Ambassador Michael Sheehan, the State Department's counterterrorism coordinator, said he has told North Korean officials they can get their country off the list if they are willing to take "key steps" to renounce terrorism. But he conceded that "from my analysis, North Korea did not have important links to terrorist organizations now."

Britain, which saw Pan Am 103 crash on Scottish soil, reopened diplomatic ties with Libya last year. The Clinton administration, pressured by families of the victims of the airline bombing, is holding off any improvement of relations with Libya until after it sees whether the Libyan government fully cooperates with the upcoming trial and pays reparations to the families.

Despite Washington's efforts to improve ties, Iran is identified in the report as "the most active state sponsor of terrorism" through the activities of various state institutions, including the Revolutionary Guard Corps and the Ministry of Intelligence and Security, which has planned and carried out bombings against Iranian dissidents abroad.

Iraq's place on the list has long seemed tied to U.S.-Iraqi relations.

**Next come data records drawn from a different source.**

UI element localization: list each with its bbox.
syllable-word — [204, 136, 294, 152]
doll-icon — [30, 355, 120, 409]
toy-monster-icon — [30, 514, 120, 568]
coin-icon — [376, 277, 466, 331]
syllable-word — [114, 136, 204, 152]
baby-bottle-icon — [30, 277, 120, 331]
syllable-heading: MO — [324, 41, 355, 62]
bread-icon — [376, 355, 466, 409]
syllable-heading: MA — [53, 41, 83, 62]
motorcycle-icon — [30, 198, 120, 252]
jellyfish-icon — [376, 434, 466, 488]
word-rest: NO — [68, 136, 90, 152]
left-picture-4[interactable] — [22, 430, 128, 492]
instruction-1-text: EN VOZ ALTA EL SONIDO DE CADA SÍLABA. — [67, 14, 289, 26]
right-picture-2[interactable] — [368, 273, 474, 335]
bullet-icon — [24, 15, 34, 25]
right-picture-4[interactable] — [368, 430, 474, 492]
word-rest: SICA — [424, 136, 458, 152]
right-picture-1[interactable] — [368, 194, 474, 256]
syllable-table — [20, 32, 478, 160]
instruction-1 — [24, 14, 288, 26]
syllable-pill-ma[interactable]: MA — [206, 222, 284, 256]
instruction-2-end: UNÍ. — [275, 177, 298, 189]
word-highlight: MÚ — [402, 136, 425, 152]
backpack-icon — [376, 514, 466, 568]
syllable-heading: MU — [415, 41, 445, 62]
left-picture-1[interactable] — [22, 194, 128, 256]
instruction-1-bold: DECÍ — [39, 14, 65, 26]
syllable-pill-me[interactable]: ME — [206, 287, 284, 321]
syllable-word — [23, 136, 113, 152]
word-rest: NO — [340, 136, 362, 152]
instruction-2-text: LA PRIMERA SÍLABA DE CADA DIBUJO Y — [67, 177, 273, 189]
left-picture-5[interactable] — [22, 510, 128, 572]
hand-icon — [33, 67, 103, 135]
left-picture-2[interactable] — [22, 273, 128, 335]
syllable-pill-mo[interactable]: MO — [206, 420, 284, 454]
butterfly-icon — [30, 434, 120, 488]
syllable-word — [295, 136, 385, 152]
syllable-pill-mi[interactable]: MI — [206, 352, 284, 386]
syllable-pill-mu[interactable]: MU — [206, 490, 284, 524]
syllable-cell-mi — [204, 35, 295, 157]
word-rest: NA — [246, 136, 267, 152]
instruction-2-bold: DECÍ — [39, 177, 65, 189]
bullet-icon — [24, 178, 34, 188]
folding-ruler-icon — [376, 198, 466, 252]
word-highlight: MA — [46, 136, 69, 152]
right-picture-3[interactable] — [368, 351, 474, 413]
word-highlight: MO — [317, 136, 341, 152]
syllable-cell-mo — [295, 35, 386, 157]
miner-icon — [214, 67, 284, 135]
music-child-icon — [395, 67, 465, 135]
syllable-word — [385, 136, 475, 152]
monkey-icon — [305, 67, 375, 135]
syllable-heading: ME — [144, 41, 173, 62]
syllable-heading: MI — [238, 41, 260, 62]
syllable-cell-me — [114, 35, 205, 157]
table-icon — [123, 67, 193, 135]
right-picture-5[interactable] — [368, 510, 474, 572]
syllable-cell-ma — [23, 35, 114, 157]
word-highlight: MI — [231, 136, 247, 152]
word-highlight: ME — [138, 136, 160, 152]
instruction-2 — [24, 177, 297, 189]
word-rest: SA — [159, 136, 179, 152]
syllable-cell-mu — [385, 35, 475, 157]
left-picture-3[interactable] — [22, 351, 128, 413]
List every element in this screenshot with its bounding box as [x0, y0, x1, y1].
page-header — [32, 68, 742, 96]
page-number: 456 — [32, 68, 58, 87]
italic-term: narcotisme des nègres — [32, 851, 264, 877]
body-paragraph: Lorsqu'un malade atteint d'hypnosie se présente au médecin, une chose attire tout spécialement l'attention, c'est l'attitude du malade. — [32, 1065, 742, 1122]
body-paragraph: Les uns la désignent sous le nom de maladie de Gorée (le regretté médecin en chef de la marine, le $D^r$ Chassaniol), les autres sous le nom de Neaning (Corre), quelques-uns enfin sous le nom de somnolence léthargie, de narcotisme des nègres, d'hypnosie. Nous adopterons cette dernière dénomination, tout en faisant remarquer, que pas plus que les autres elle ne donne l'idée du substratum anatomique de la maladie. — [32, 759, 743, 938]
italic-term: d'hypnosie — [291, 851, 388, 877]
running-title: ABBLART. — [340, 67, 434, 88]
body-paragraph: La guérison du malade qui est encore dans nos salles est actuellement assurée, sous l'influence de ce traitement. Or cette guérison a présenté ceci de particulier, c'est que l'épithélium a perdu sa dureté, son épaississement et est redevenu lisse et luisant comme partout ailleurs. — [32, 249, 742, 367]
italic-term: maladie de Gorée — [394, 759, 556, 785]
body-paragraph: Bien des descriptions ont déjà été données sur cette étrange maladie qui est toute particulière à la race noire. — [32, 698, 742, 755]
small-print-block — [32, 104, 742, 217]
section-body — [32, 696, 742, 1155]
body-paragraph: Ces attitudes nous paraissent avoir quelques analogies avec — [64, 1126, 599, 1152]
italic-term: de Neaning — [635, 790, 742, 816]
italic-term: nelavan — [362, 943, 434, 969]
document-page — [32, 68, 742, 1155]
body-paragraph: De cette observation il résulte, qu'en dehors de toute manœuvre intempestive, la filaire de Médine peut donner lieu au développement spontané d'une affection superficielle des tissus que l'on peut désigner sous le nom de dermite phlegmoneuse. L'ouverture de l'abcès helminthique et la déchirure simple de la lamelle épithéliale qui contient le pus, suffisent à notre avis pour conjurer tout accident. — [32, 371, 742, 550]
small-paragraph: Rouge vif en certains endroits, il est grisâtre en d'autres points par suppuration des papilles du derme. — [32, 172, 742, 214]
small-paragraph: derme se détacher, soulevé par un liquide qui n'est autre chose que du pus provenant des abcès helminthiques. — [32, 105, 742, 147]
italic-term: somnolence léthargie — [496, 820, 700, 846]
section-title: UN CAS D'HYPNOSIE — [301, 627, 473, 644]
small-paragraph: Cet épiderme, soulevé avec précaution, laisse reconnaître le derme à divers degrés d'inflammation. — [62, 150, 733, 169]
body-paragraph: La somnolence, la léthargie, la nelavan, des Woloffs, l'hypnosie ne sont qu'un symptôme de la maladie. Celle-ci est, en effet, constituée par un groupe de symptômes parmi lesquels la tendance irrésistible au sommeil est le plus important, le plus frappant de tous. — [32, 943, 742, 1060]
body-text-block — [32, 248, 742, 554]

Iraq was on the list from 1979 to 1982 and was dropped when Iraq was fighting Iran. After Iraq invaded Kuwait in 1990, the State Department returned Iraq to the list, where it has remained since.

In many ways the worldwide terrorism picture is brightening, according to the report.

The number of deaths due to terrorism fell sharply because of the absence of any mass-casualty attacks.

In 1999, 233 people were killed, 5 of them American, and 706 wounded. The year before there were 741 killed, a dozen Americans, and 5,952 wounded.

The number of terrorist incidents rose to 392 last year from 274 in 1998, mostly because of an increase in non-lethal incidents in Turkey after the arrest of radical Kurdish leader Abdullah Ocalan, according to the report.